I've been looking at Henri Darmon's lectures notes for modular forms, and in lecture 3 he proves the Poisson summation formula, but one step of the proof is that $$\int_0^1\sum_{m\in\mathbb{Z}}f(x+m)e^{-2\pi i nx}dx=\sum_{m\in\mathbb{Z}}\int_0^1f(x+m)e^{-2\pi i nx}dx.$$ In order to justify this, I was hoping to show that the series converges uniformly. It should be noted that we're assuming that $f$ is a Schwarz function, meaning that for all $N\geq1$, $|f(x)|\ll|x|^{-N}$ as $x\to\infty$.

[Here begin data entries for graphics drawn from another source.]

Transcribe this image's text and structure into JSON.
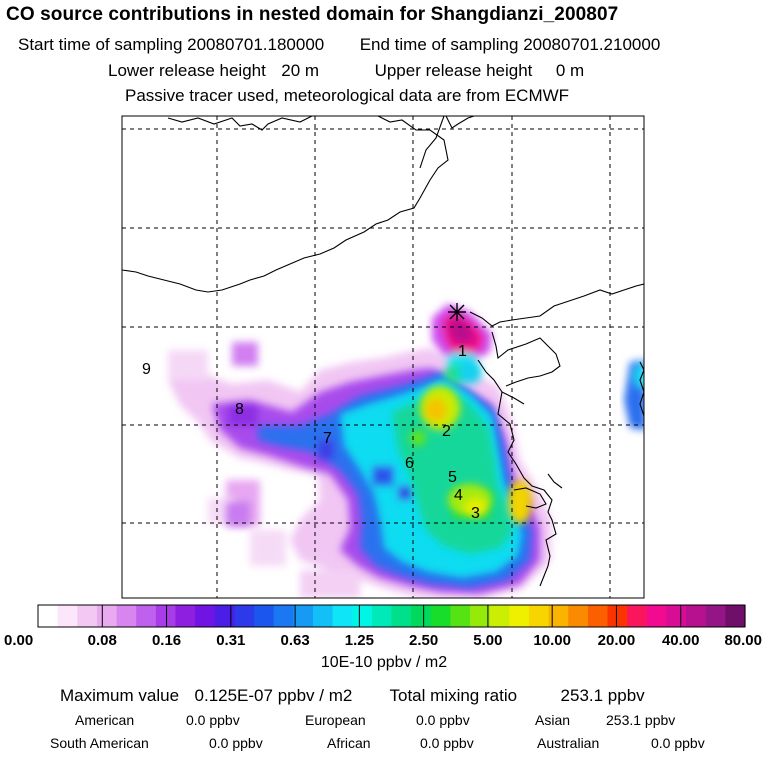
{
  "header": {
    "title": "CO  source contributions in nested domain for Shangdianzi_200807",
    "start_label": "Start time of sampling",
    "start_value": "20080701.180000",
    "end_label": "End time of sampling",
    "end_value": "20080701.210000",
    "lower_label": "Lower release height",
    "lower_value": "20 m",
    "upper_label": "Upper release height",
    "upper_value": "0 m",
    "tracer_note": "Passive tracer used, meteorological data are from ECMWF"
  },
  "map": {
    "receptor_marker": "star-icon",
    "region_labels": [
      "1",
      "2",
      "3",
      "4",
      "5",
      "6",
      "7",
      "8",
      "9"
    ]
  },
  "colorbar": {
    "tick_labels": [
      "0.00",
      "0.08",
      "0.16",
      "0.31",
      "0.63",
      "1.25",
      "2.50",
      "5.00",
      "10.00",
      "20.00",
      "40.00",
      "80.00"
    ],
    "colors": [
      "#ffffff",
      "#fbe6fb",
      "#f3c9f3",
      "#eaaaf0",
      "#d985f0",
      "#c060ee",
      "#a73ce8",
      "#8f1fe0",
      "#6f14e2",
      "#4a1ee6",
      "#2c3ae9",
      "#1b56ee",
      "#1a78f2",
      "#169af4",
      "#12bff6",
      "#0ee6f7",
      "#00f5e6",
      "#00e9b9",
      "#00df8a",
      "#00d95c",
      "#18dd2a",
      "#55e314",
      "#96ea0a",
      "#ccee05",
      "#eef000",
      "#f7d500",
      "#f9b300",
      "#fa8a00",
      "#fb5f00",
      "#fb3300",
      "#f9165c",
      "#f20a90",
      "#d80d95",
      "#b8118f",
      "#941586",
      "#700f6a"
    ],
    "unit": "10E-10 ppbv / m2"
  },
  "summary": {
    "max_label": "Maximum value",
    "max_value": "0.125E-07 ppbv / m2",
    "total_label": "Total mixing ratio",
    "total_value": "253.1 ppbv",
    "contributions": [
      {
        "name": "American",
        "value": "0.0 ppbv"
      },
      {
        "name": "European",
        "value": "0.0 ppbv"
      },
      {
        "name": "Asian",
        "value": "253.1 ppbv"
      },
      {
        "name": "South American",
        "value": "0.0 ppbv"
      },
      {
        "name": "African",
        "value": "0.0 ppbv"
      },
      {
        "name": "Australian",
        "value": "0.0 ppbv"
      }
    ]
  }
}
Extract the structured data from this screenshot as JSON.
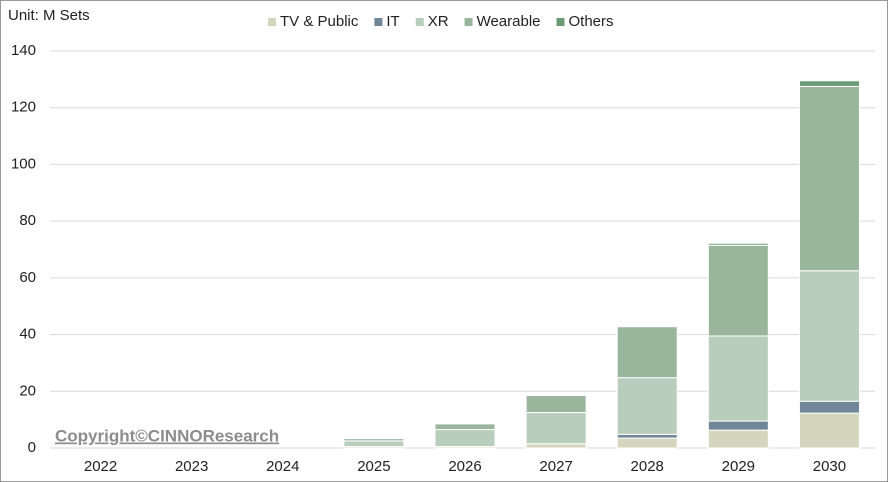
{
  "chart_data": {
    "type": "stacked-bar",
    "unit_label": "Unit: M Sets",
    "watermark": "Copyright©CINNOResearch",
    "categories": [
      "2022",
      "2023",
      "2024",
      "2025",
      "2026",
      "2027",
      "2028",
      "2029",
      "2030"
    ],
    "series": [
      {
        "name": "TV & Public",
        "color": "#d3d6bd",
        "values": [
          0,
          0,
          0,
          0.5,
          0.5,
          1.5,
          3.5,
          6.3,
          12.3
        ]
      },
      {
        "name": "IT",
        "color": "#6f8796",
        "values": [
          0,
          0,
          0,
          0,
          0,
          0,
          1.3,
          3.2,
          4.2
        ]
      },
      {
        "name": "XR",
        "color": "#b9cdbd",
        "values": [
          0,
          0,
          0,
          2,
          6,
          11,
          20,
          30,
          46
        ]
      },
      {
        "name": "Wearable",
        "color": "#99b59c",
        "values": [
          0,
          0,
          0,
          0.8,
          2,
          6,
          18,
          32,
          65
        ]
      },
      {
        "name": "Others",
        "color": "#6c9c75",
        "values": [
          0,
          0,
          0,
          0,
          0,
          0,
          0.3,
          0.7,
          2
        ]
      }
    ],
    "ylim": [
      0,
      140
    ],
    "yticks": [
      0,
      20,
      40,
      60,
      80,
      100,
      120,
      140
    ],
    "grid": true
  }
}
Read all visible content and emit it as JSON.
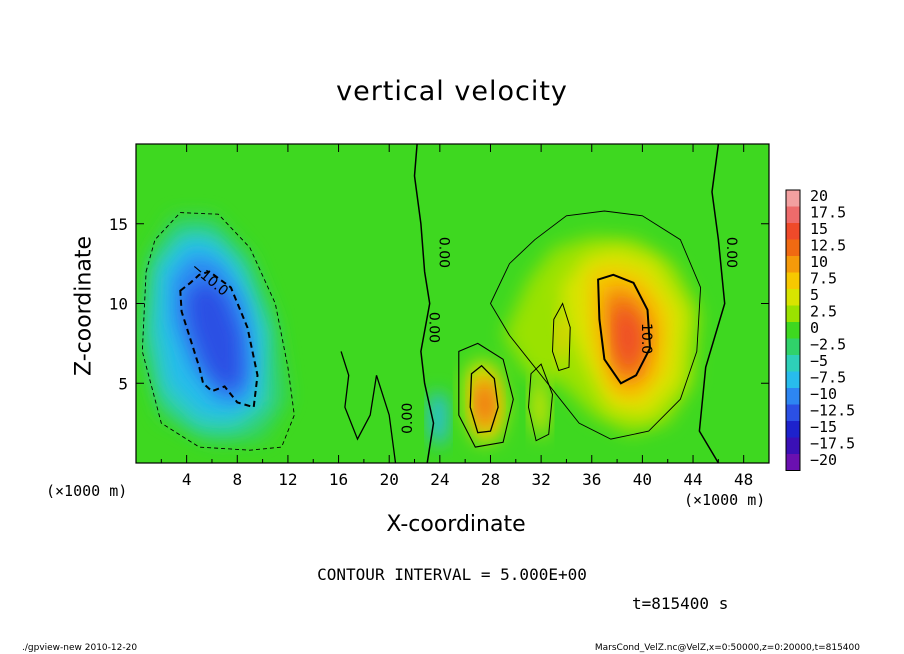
{
  "chart_data": {
    "type": "heatmap",
    "title": "vertical velocity",
    "xlabel": "X-coordinate",
    "ylabel": "Z-coordinate",
    "x_unit": "(×1000 m)",
    "xlim": [
      0,
      50
    ],
    "ylim": [
      0,
      20
    ],
    "x_ticks": [
      4,
      8,
      12,
      16,
      20,
      24,
      28,
      32,
      36,
      40,
      44,
      48
    ],
    "y_ticks": [
      5,
      10,
      15
    ],
    "colorbar": {
      "levels": [
        "20",
        "17.5",
        "15",
        "12.5",
        "10",
        "7.5",
        "5",
        "2.5",
        "0",
        "−2.5",
        "−5",
        "−7.5",
        "−10",
        "−12.5",
        "−15",
        "−17.5",
        "−20"
      ],
      "colors": [
        "#f3a0a0",
        "#ee6b6b",
        "#ef4a2a",
        "#f06a12",
        "#f59a0a",
        "#f7c800",
        "#d8e400",
        "#9ae200",
        "#3ed820",
        "#30d26a",
        "#2ed0b8",
        "#28bcec",
        "#2d86f2",
        "#2b50e4",
        "#1d22cc",
        "#3a10b6",
        "#6a10b0"
      ]
    },
    "contour_interval": "CONTOUR INTERVAL = 5.000E+00",
    "contour_labels": [
      "−10.0",
      "0.00",
      "0.00",
      "0.00",
      "10.0",
      "0.00"
    ],
    "features": [
      {
        "kind": "min",
        "x": 7,
        "z": 8.5,
        "value": -15
      },
      {
        "kind": "max",
        "x": 38.5,
        "z": 8,
        "value": 13
      },
      {
        "kind": "max",
        "x": 27.5,
        "z": 4,
        "value": 11
      }
    ]
  },
  "annotations": {
    "time": "t=815400 s",
    "footer_left": "./gpview-new   2010-12-20",
    "footer_right": "MarsCond_VelZ.nc@VelZ,x=0:50000,z=0:20000,t=815400"
  }
}
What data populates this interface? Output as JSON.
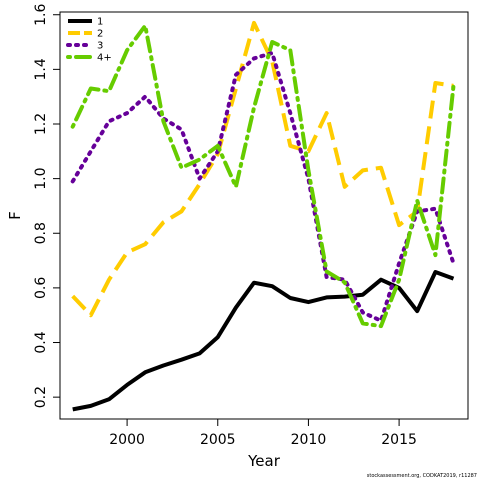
{
  "chart_data": {
    "type": "line",
    "xlabel": "Year",
    "ylabel": "F",
    "xlim": [
      1996.3,
      2018.8
    ],
    "ylim": [
      0.12,
      1.61
    ],
    "x_ticks": [
      2000,
      2005,
      2010,
      2015
    ],
    "y_ticks": [
      0.2,
      0.4,
      0.6,
      0.8,
      1.0,
      1.2,
      1.4,
      1.6
    ],
    "x_tick_labels": [
      "2000",
      "2005",
      "2010",
      "2015"
    ],
    "y_tick_labels": [
      "0.2",
      "0.4",
      "0.6",
      "0.8",
      "1.0",
      "1.2",
      "1.4",
      "1.6"
    ],
    "legend_position": "top-left",
    "grid": false,
    "x": [
      1997,
      1998,
      1999,
      2000,
      2001,
      2002,
      2003,
      2004,
      2005,
      2006,
      2007,
      2008,
      2009,
      2010,
      2011,
      2012,
      2013,
      2014,
      2015,
      2016,
      2017,
      2018
    ],
    "series": [
      {
        "name": "1",
        "color": "#000000",
        "dash": "solid",
        "values": [
          0.155,
          0.168,
          0.192,
          0.245,
          0.291,
          0.316,
          0.337,
          0.36,
          0.42,
          0.528,
          0.619,
          0.606,
          0.563,
          0.548,
          0.565,
          0.568,
          0.575,
          0.63,
          0.6,
          0.515,
          0.658,
          0.634
        ]
      },
      {
        "name": "2",
        "color": "#ffcc00",
        "dash": "long-dash",
        "values": [
          0.57,
          0.5,
          0.63,
          0.73,
          0.76,
          0.84,
          0.88,
          0.98,
          1.09,
          1.33,
          1.57,
          1.43,
          1.12,
          1.1,
          1.24,
          0.97,
          1.03,
          1.04,
          0.83,
          0.88,
          1.35,
          1.34
        ]
      },
      {
        "name": "3",
        "color": "#660099",
        "dash": "dotted",
        "values": [
          0.99,
          1.1,
          1.21,
          1.24,
          1.3,
          1.22,
          1.18,
          1.0,
          1.1,
          1.38,
          1.44,
          1.46,
          1.24,
          1.0,
          0.64,
          0.63,
          0.51,
          0.48,
          0.69,
          0.88,
          0.89,
          0.69
        ]
      },
      {
        "name": "4+",
        "color": "#66cc00",
        "dash": "dot-dash",
        "values": [
          1.19,
          1.33,
          1.32,
          1.47,
          1.56,
          1.21,
          1.04,
          1.07,
          1.12,
          0.97,
          1.26,
          1.5,
          1.47,
          1.03,
          0.66,
          0.62,
          0.47,
          0.46,
          0.63,
          0.92,
          0.72,
          1.34
        ]
      }
    ]
  },
  "footer": "stockassessment.org, CODKAT2019, r11287"
}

My thought was to try a direct approach $$|\sum_{m\in\mathbb{Z}}f(x+m)e^{-2\pi i n x}-\sum_{-M}^Mf(x+m)e^{-2\pi i nx}|\\=|\sum_{-\infty}^{-M}f(x+m)e^{-2\pi i n x}+\sum_{M}^\infty f(x+m)e^{-2\pi i nx}|\\\leq\sum_{-\infty}^{-M}|f(x+m)|+\sum_{M}^\infty|f(x+m)|.$$ Now my hope at this point was to exploit the Schwarzness of $f$ to get that this is at most $$\sum_{-\infty}^{-M}|x+m|^{-N}+\sum_{M}^\infty|x+m|^{-N}$$ which should hold assuming that $M$ is large enough, and $|x|\ll M$. I thought maybe some clever choice of $N$ could help me get a term which goes to zero, and doesn't depend on $x$, but I don't see how to do it.
EDIT: So right after posting this I realized that as $M\to\infty$ both of the sums should go to zero, and this should give me the result I want, right?